Some years ago, I took a personality quiz where the outcomes were divided into four categories:
Sanguine
Melancholy
Choleric
Phlegmatic
I ended up scoring high on the melancholy profile, not really a surprise.
Of course I romanticized it, thinking being melancholy likely meant being highly sensitive (in a good way of course), intuitive, reflective, artistic, just to name a few. Some good traits indeed!
I had enough sanguine traits to take the edge off…
As I recall, the sanguine characters were outgoing, happy, charming…so a mix of the two is not a bad thing. Although I always get confused whether I am an introvert or an extrovert… depends on the mood and the time of day.
Cholerics are born leaders, bossy, take charge kind of people. They get things done!
And Phlegmatics are those easy going sorts we all love… nothing much ruffles them.
At least that is the simplistic version of what I remember!
We were commenting on my bent for melancholy recently and I decided to look up this word. I love words and I duly noted that the last part of the word is holy, that should mean something good!
But I was disappointed. The word in the dictionary is utterly sad… to the depths of despair. Pensive sadness.. The synonyms listed are a sorry bunch: discouraged, crestfallen, disconsolate, wretched, glum, morose… shall I go on?
Just reading that was enough to crush my spirits.
So much for definitions.
I can be
Melancholy.
What’s in a word?
It’s quite absurd
that labels thrust
can be unjust.
And yet I see
That I can be
Melencholy.
Sometimes it is a good thing to laugh at oneself.
In seriousness, depression is a very difficult condition to live with. I recognize there are varying degrees and a sad state does not always equal clinical depression, which needs treatment.
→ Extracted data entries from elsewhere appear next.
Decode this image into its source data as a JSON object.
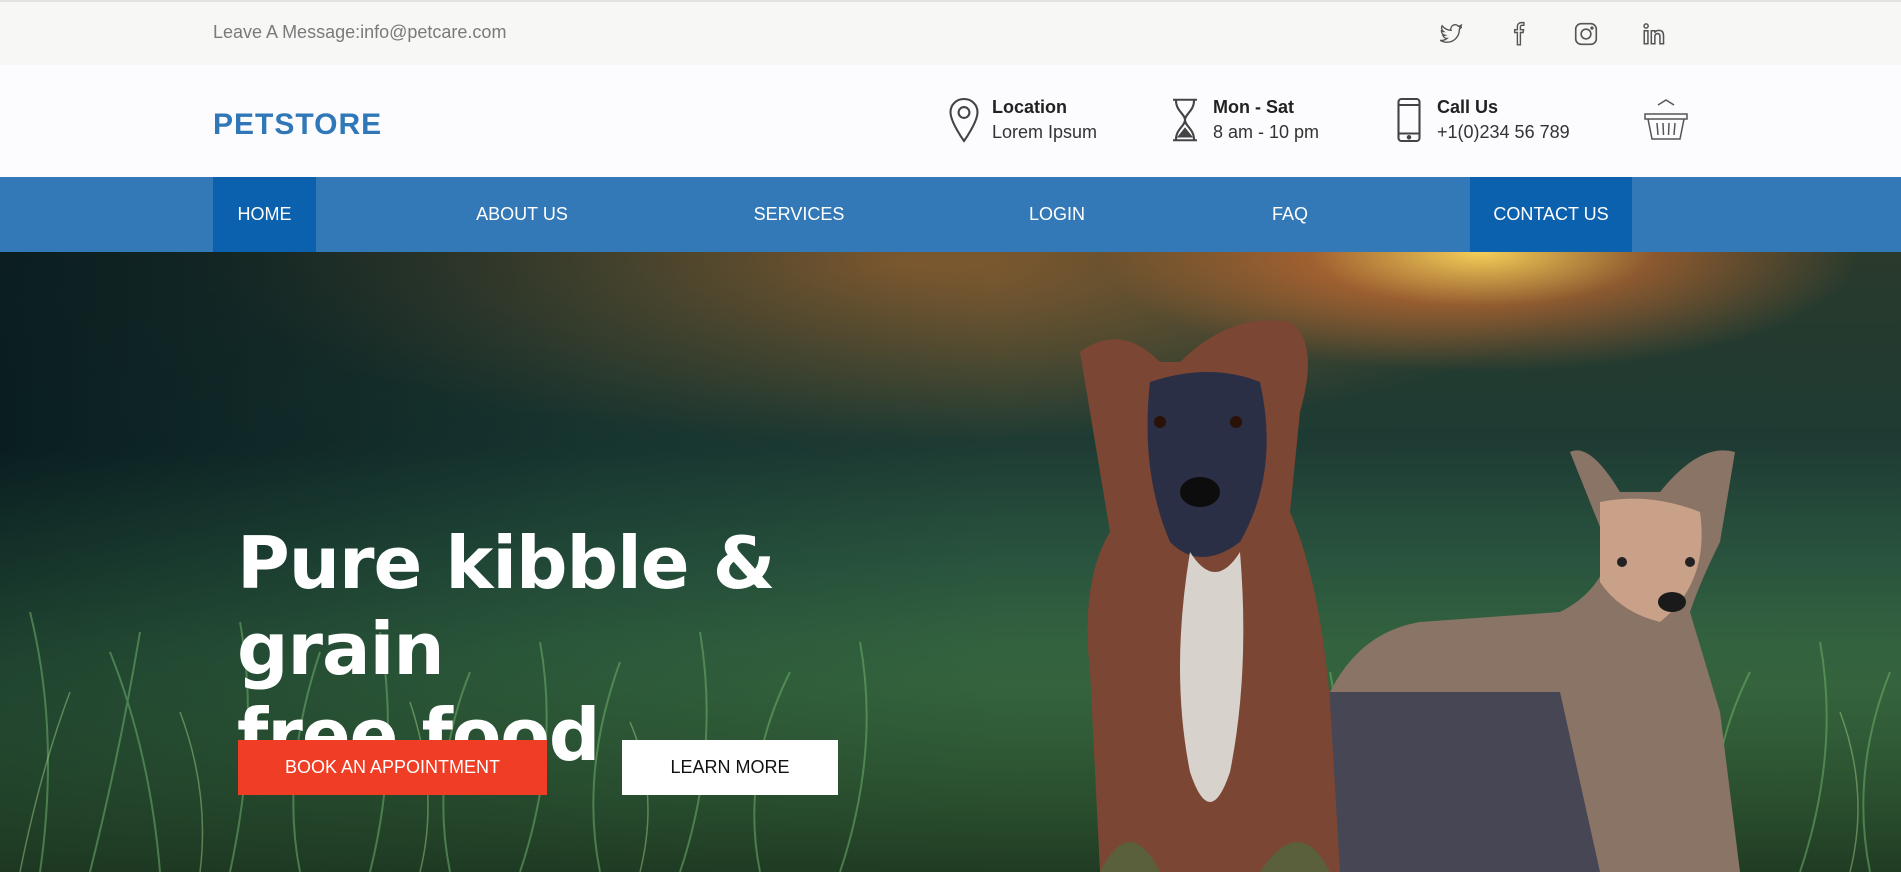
{
  "topbar": {
    "message": "Leave A Message:info@petcare.com",
    "social": [
      {
        "icon": "twitter-icon"
      },
      {
        "icon": "facebook-icon"
      },
      {
        "icon": "instagram-icon"
      },
      {
        "icon": "linkedin-icon"
      }
    ]
  },
  "header": {
    "logo": "PETSTORE",
    "location": {
      "icon": "map-pin-icon",
      "title": "Location",
      "value": "Lorem Ipsum"
    },
    "hours": {
      "icon": "hourglass-icon",
      "title": "Mon - Sat",
      "value": "8 am - 10 pm"
    },
    "call": {
      "icon": "phone-icon",
      "title": "Call Us",
      "value": "+1(0)234 56 789"
    },
    "cart_icon": "basket-icon"
  },
  "nav": {
    "items": [
      {
        "label": "HOME",
        "active": true
      },
      {
        "label": "ABOUT US",
        "active": false
      },
      {
        "label": "SERVICES",
        "active": false
      },
      {
        "label": "LOGIN",
        "active": false
      },
      {
        "label": "FAQ",
        "active": false
      },
      {
        "label": "CONTACT US",
        "active": true
      }
    ]
  },
  "hero": {
    "title_line1": "Pure kibble & grain",
    "title_line2": "free food",
    "book_button": "BOOK AN APPOINTMENT",
    "learn_button": "LEARN MORE"
  },
  "colors": {
    "brand_blue": "#3379b7",
    "nav_active": "#0b61ad",
    "cta_red": "#ef3e25"
  }
}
And those who are seriously depressed need hope. This is an illness, not a personality trait.
But some of us have a bent for sadness, the Eeyores of this world, longing for the carefree personality of Winnie the Pooh, or the bigger-than-life personality of Tigger. Life can often seem heavy, instead of light. We can take things far too seriously.
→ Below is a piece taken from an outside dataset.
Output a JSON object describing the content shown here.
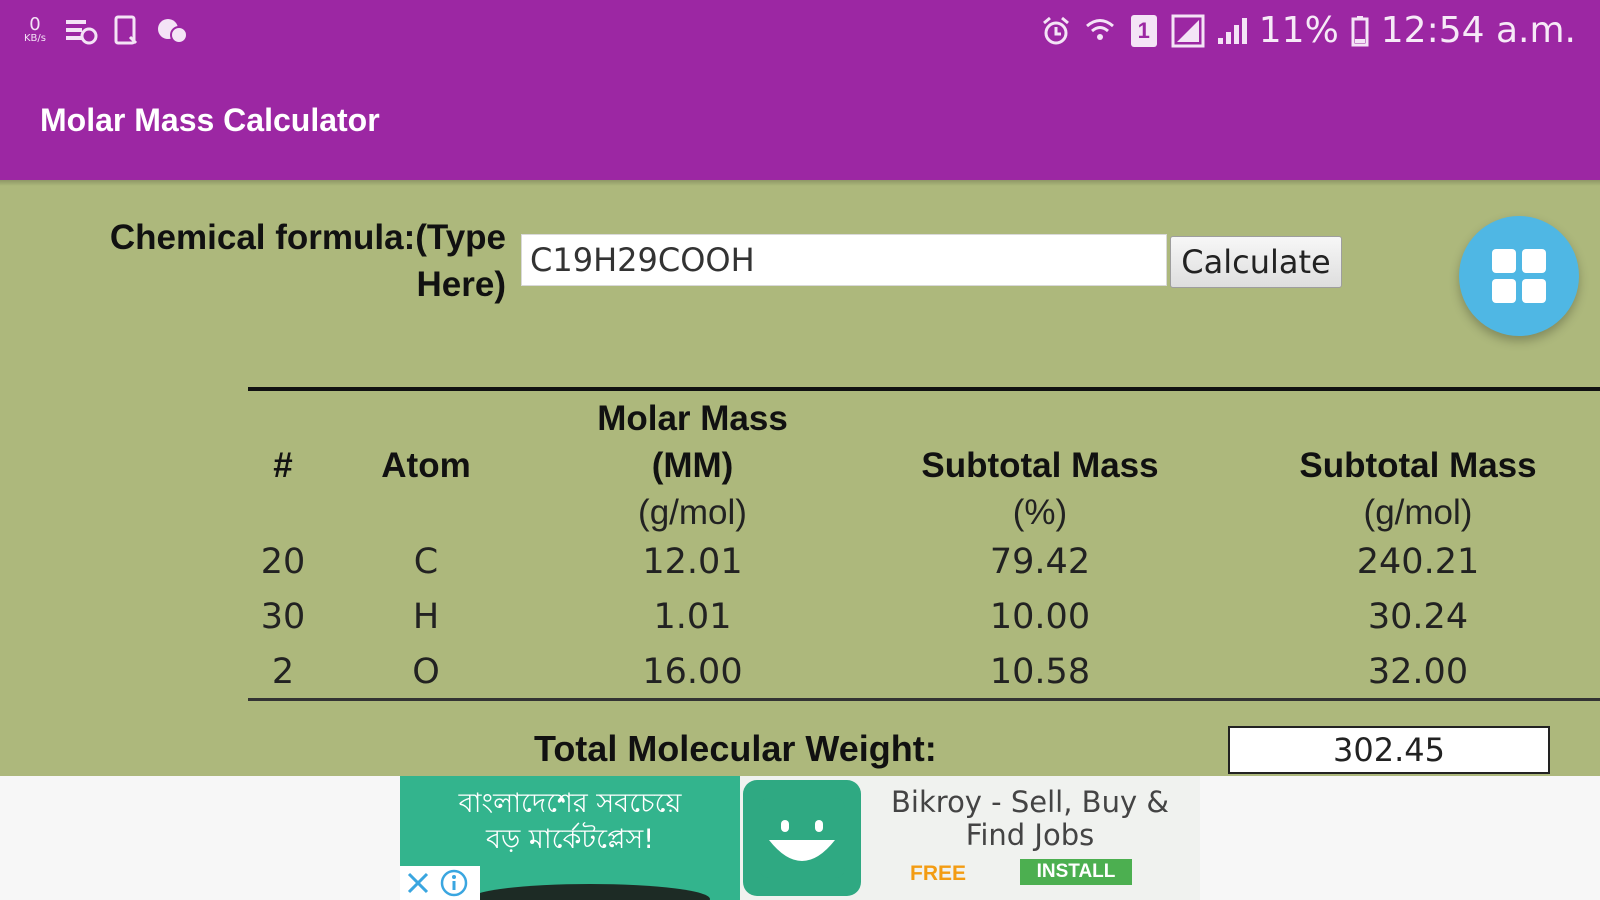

It is good to understand ourselves. I have completed other personality tests, all helpful in understanding how I’m wired, my strengths and weaknesses. It is good to celebrate strengths and work on weaknesses.
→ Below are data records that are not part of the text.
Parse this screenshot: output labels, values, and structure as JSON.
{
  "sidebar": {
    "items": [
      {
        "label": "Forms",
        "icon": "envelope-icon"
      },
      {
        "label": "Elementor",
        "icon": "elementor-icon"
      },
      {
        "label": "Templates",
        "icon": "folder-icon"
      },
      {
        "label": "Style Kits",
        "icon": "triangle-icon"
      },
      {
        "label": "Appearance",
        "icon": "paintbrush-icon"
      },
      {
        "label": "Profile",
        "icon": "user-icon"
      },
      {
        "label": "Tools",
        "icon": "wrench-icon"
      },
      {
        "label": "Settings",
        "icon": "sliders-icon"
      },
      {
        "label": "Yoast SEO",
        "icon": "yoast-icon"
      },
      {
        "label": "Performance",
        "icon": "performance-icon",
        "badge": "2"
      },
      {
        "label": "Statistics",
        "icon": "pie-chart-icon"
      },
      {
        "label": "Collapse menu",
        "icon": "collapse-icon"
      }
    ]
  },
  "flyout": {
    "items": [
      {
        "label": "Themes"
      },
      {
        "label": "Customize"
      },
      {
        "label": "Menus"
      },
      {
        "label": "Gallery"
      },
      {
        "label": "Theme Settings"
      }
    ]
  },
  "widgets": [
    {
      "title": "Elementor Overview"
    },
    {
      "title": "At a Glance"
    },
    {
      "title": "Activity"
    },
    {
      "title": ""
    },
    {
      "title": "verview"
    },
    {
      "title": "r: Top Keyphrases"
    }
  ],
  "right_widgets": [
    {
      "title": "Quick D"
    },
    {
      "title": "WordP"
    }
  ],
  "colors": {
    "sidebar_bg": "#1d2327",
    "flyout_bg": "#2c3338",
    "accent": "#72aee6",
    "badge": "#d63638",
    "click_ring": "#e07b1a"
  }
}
Someone I loved used to tell me… I can’t help it… it is just the way I am! I disagreed. I think we all can help it to some degree… and understanding ourselves is often the first step. In no way can we use our personality uniqueness to be an excuse for bad behaviour.
On the other hand, we do ourselves no favours by longing to be someone we are not. And on a day where I feel particularly sad or melancholy it is good to be kind to myself, as I try to be kind to others
We are wonderfully and uniquely made!